Les décisions pouvant être prises par délégation sont énumérées dans une décision du Collège du 5 janvier dernier ; il s’agit en général de points qui ne nécessitent pas de débat. Je n’ai jamais utilisé, à l’égard de la Caisse des dépôts ou d’une de ses filiales, mes pouvoirs propres de président de l’AMF : celui de suspendre la cotation d’un titre en Bourse, celui de restreindre les conditions de négociation des instruments financiers – par exemple, les ventes à découvert –, celui de représenter l’AMF devant les juridictions ou celui de former un recours à l’encontre d’une décision de la Commission des sanctions. D’autre part, le président peut déléguer la représentation de l’Autorité devant les juridictions. Je tiens donc à préciser, concernant les recours de l’Association de défense des actionnaires minoritaires – ADAM – contre la décision du Collège relative à l’offre publique d’Icade sur Silic, que je n’ai pas signé les observations de l’AMF.

Il n’en reste pas moins que la Caisse des dépôts est actionnaire d’entreprises intervenant dans des secteurs concurrentiels, suivant des règles de droit privé. L’activité de certaines de ces entreprises ayant pu, par le passé, être soumise au contrôle de l’AMF, j’ai décidé que, si je devenais directeur général de la Caisse des dépôts, je n’exercerais pas de responsabilités au sein d’entreprises cotées dans lesquelles la Caisse des dépôts détient des participations. Toutefois, la présence du directeur général de la Caisse des dépôts au Conseil d’administration du Fonds stratégique d’investissement – FSI – est prévue statutairement.

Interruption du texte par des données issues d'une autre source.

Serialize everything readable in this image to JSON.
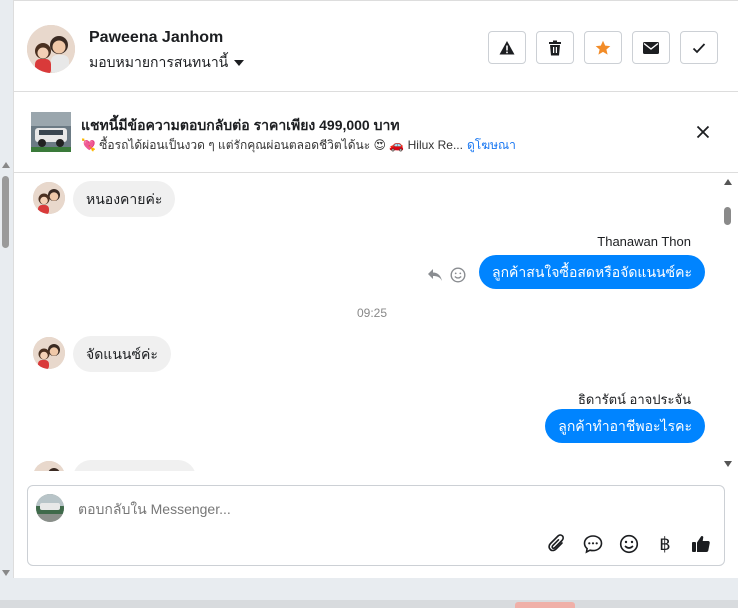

Quoi qu’il en soit, je sais pouvoir compter sur la Commission de surveillance et ses comités spécialisés pour exercer leur contrôle et continuer à optimiser les coûts et les ressources de la Caisse des dépôts, ainsi qu’à rationaliser les structures. Cela passera notamment par la contribution des principaux dirigeants à un effort de modération salariale. Je m’en tiendrai pour ma part à la rémunération fixe existante, à l’exclusion de toute part variable et de toute prime personnelle.

La Caisse des dépôts est unique, atypique. Il faut préserver cette spécificité, que l’on nous envie, car elle est la concrétisation, sur le terrain, du concept d’intérêt général.

La question prégnante, en particulier dans ce contexte de crise économique, est celle de son identité. Quel cap choisir ?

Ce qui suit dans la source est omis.